Change client_max_body_size to the maximal size of media files you want to upload to your node. Don’t forget to change the moera-node configuration file accordingly.

$request_method = OPTIONS branch is for handling CORS requests. This block is optional, because moera-node can handle CORS requests as well, but handling them in NGINX is much faster.

/moera/api/push/ location is used to serve a stream of push messages.

/moera/api/events location is used for WebSockets connection.

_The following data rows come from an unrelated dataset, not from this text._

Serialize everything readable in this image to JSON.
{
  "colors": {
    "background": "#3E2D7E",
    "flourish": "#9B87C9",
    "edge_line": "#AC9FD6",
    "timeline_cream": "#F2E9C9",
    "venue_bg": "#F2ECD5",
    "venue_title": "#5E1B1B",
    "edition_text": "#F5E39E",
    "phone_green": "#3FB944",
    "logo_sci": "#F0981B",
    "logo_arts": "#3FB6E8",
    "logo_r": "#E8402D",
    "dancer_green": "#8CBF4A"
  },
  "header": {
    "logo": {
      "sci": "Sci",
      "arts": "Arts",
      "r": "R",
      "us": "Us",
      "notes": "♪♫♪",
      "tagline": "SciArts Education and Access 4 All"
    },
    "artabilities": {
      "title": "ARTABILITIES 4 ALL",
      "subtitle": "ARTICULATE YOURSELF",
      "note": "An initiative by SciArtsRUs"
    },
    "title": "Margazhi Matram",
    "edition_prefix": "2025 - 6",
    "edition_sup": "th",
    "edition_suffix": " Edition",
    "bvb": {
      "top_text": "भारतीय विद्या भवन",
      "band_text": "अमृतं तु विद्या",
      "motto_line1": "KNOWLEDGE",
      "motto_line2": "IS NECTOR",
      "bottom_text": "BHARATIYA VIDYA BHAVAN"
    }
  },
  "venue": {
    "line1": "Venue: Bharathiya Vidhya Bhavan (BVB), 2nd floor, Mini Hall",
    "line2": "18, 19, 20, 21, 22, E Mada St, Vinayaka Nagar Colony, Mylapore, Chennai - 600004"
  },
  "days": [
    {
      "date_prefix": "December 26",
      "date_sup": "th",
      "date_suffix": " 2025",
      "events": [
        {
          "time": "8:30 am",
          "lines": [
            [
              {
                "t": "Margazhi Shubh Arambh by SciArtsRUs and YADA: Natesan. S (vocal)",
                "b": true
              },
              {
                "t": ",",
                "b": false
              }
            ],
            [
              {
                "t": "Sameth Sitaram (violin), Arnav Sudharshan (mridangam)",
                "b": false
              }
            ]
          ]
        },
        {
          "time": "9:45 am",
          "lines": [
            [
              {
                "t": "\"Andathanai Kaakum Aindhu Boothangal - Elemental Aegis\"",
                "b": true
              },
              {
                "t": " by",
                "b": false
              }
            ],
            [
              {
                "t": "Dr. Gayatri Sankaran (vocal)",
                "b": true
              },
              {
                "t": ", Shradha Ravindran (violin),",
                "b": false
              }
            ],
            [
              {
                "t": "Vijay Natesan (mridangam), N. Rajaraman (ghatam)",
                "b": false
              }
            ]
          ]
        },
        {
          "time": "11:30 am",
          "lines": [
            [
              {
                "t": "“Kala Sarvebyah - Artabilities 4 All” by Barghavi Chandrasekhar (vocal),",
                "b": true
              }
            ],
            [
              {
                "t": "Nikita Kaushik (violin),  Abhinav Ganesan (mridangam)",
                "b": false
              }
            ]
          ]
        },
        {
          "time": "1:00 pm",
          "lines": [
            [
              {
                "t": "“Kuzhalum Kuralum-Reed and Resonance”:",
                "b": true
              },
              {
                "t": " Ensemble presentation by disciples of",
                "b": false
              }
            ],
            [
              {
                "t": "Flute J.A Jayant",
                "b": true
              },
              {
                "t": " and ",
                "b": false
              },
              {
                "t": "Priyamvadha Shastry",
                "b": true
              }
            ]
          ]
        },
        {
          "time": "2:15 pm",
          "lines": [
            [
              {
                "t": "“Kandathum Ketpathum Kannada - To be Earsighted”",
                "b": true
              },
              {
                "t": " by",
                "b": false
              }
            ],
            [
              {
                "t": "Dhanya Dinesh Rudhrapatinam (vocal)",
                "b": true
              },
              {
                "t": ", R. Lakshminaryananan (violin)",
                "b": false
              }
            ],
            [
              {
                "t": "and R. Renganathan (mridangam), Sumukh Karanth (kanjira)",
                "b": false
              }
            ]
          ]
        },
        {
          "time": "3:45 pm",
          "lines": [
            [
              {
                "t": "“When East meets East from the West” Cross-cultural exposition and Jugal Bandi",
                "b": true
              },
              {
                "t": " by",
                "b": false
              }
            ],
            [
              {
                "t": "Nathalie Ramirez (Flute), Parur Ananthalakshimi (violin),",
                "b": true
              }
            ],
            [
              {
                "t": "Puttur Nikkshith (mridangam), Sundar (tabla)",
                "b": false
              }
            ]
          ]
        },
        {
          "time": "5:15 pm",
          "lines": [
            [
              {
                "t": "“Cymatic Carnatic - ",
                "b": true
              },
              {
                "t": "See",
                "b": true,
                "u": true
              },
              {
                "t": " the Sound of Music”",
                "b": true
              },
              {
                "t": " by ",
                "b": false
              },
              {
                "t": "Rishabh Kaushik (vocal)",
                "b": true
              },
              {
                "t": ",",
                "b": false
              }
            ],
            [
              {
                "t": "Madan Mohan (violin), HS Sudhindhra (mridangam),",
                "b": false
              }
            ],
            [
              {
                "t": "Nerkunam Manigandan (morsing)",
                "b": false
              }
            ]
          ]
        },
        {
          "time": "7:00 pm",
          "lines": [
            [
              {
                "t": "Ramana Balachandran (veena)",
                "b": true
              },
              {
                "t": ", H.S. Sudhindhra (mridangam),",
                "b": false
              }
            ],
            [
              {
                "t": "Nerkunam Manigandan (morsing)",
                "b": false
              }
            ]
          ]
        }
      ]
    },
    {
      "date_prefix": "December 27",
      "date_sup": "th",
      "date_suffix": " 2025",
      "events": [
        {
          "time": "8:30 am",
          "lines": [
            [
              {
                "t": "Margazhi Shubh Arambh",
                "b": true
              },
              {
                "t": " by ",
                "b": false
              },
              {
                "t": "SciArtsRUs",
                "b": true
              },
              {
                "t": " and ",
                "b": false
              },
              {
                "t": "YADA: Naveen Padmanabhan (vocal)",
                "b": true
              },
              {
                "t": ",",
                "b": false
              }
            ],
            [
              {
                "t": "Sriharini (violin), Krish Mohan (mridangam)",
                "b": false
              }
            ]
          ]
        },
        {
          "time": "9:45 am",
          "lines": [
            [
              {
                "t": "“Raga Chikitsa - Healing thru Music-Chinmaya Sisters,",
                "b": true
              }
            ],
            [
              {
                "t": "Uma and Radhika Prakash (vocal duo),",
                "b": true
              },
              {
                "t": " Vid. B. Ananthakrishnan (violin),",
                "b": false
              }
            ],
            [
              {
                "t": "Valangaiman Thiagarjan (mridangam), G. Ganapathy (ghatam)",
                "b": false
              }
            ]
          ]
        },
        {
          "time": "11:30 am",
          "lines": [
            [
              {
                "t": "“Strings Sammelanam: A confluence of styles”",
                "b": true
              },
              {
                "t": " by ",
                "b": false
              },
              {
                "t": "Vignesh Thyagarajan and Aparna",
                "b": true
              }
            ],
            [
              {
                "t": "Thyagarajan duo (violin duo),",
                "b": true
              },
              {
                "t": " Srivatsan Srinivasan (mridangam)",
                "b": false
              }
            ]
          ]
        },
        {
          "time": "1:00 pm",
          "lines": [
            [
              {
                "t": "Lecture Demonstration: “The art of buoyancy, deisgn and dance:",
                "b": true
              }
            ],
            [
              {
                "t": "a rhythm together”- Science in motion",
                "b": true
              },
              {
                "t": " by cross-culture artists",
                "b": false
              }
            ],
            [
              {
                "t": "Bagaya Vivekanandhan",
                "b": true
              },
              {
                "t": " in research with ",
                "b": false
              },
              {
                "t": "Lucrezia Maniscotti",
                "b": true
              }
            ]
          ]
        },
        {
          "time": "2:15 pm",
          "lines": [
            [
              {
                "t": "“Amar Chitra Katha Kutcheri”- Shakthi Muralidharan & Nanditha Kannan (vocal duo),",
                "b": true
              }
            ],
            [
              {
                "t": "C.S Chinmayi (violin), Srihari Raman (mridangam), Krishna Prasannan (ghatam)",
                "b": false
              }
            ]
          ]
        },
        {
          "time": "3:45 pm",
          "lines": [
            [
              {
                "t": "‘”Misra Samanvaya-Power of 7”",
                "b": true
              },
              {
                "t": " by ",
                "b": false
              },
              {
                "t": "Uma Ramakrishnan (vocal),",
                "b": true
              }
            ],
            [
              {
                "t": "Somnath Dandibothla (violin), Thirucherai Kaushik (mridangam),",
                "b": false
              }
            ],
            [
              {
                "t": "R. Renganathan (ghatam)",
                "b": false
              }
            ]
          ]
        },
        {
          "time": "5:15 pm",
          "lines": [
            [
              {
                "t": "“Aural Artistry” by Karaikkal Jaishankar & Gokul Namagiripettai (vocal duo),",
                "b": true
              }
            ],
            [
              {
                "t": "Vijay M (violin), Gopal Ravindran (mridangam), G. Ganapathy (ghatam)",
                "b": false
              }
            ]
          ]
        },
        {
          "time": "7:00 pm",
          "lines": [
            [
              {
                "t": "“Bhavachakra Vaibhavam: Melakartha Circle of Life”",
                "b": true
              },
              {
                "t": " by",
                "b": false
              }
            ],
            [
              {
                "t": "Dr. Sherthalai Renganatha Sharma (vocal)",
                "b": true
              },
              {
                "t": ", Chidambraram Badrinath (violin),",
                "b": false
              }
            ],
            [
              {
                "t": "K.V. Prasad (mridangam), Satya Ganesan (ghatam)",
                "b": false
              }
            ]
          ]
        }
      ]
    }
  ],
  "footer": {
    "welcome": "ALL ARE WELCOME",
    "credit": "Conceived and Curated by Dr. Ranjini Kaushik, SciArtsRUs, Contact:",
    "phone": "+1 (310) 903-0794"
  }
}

/mediafile/ location is for serving media files from the media directory. The directory should be made readable by the NGINX process. Don’t forget to change the moera-node configuration file to activate accel protocol of serving media files and to use /mediafile/ prefix.

Multiple nodes

Here is an example configuration of NGINX to be used as reverse proxy for moera-node in a multiple node configuration:

server {
	listen 80;
	listen [::]:80;
	server_name moera.blog www.moera.blog;

	location / {
		return 301 https://web.moera.org;
	}

	location /.well-known {
		root /srv/moera.blog/public_html/;
	}
}

server {
	listen 443 ssl;
	listen [::]:443 ssl;
	server_name moera.blog www.moera.blog;

	ssl_certificate /etc/letsencrypt/live/moera.blog/fullchain.pem; # managed by Certbot
	ssl_certificate_key /etc/letsencrypt/live/moera.blog/privkey.pem; # managed by Certbot
	include /etc/letsencrypt/options-ssl-nginx.conf; # managed by Certbot
	ssl_dhparam /etc/letsencrypt/ssl-dhparams.pem; # managed by Certbot

	location / {
		return 301 https://web.moera.org;
	}

	location /.well-known {
		root /srv/moera.blog/public_html/;
	}
}

server {
	listen 443 ssl http2; # managed by Certbot
	listen [::]:443 ssl http2; # managed by Certbot

	server_name *.moera.blog;

	ssl_certificate /etc/letsencrypt/live/moera.blog/fullchain.pem; # managed by Certbot
	ssl_certificate_key /etc/letsencrypt/live/moera.blog/privkey.pem; # managed by Certbot
	include /etc/letsencrypt/options-ssl-nginx.conf; # managed by Certbot
	ssl_dhparam /etc/letsencrypt/ssl-dhparams.pem; # managed by Certbot

	root /srv/moera.blog/public_html/;
	charset utf-8;
	add_header Strict-Transport-Security "max-age=63072000; includeSubdomains;" always;

	location / {
        if ($request_method = OPTIONS) {
            add_header Access-Control-Allow-Headers "authorization, content-type, x-accept-moera";
            add_header Access-Control-Expose-Headers "x-moera";
            add_header Access-Control-Allow-Methods "GET, POST, PUT, DELETE";
            add_header Access-Control-Allow-Origin "*";
            add_header Access-Control-Max-Age 86400;
            add_header Allow "GET, HEAD, POST, PUT, DELETE, OPTIONS, PATCH";
            add_header Strict-Transport-Security "max-age=63072000; includeSubdomains;" always;
            return 200;
        }

    	proxy_set_header X-Forwarded-Proto https;
		proxy_set_header X-Forwarded-Host $host;
		proxy_set_header X-Forwarded-Port 443;
		proxy_set_header X-Forwarded-For $remote_addr;
		proxy_pass http://localhost:8082/;
		client_max_body_size 5m;
	}

	location /moera/api/push/ {
		proxy_pass http://localhost:8082/moera/api/push/;
		proxy_http_version 1.1;
    	proxy_set_header X-Forwarded-Proto https;
		proxy_set_header X-Forwarded-Host $host;
		proxy_set_header X-Forwarded-Port 443;
		proxy_set_header X-Forwarded-For $remote_addr;
		proxy_set_header Connection keep-alive;
		proxy_buffering off;
		proxy_cache off;
		chunked_transfer_encoding off;
		proxy_read_timeout 1h;
		keepalive_timeout 1h;
	}

	location /moera/api/events {
		proxy_pass http://localhost:8082/moera/api/events;
		proxy_http_version 1.1;
		proxy_set_header X-Forwarded-For $remote_addr;
		proxy_set_header Upgrade $http_upgrade;
		proxy_set_header Connection "upgrade";
		proxy_pass_request_headers on;
	}

	location /mediafile/ {
  		internal;
  		alias /srv/moera.blog/media/;
	}

	location /.well-known {
	}

	gzip on;
	gzip_types text/css application/javascript application/json;
	gzip_min_length 10240;

	access_log /srv/moera.blog/log/access.log;
	error_log /srv/moera.blog/log/error.log warn;
}

server {
	listen 80;
	listen [::]:80;
	server_name *.moera.blog;

	return 301 https://$host$request_uri;
}

This configuration is similar to the above. The only important difference is an SSL certificate — it should be a wildcard certificate to include all subdomains that may be created.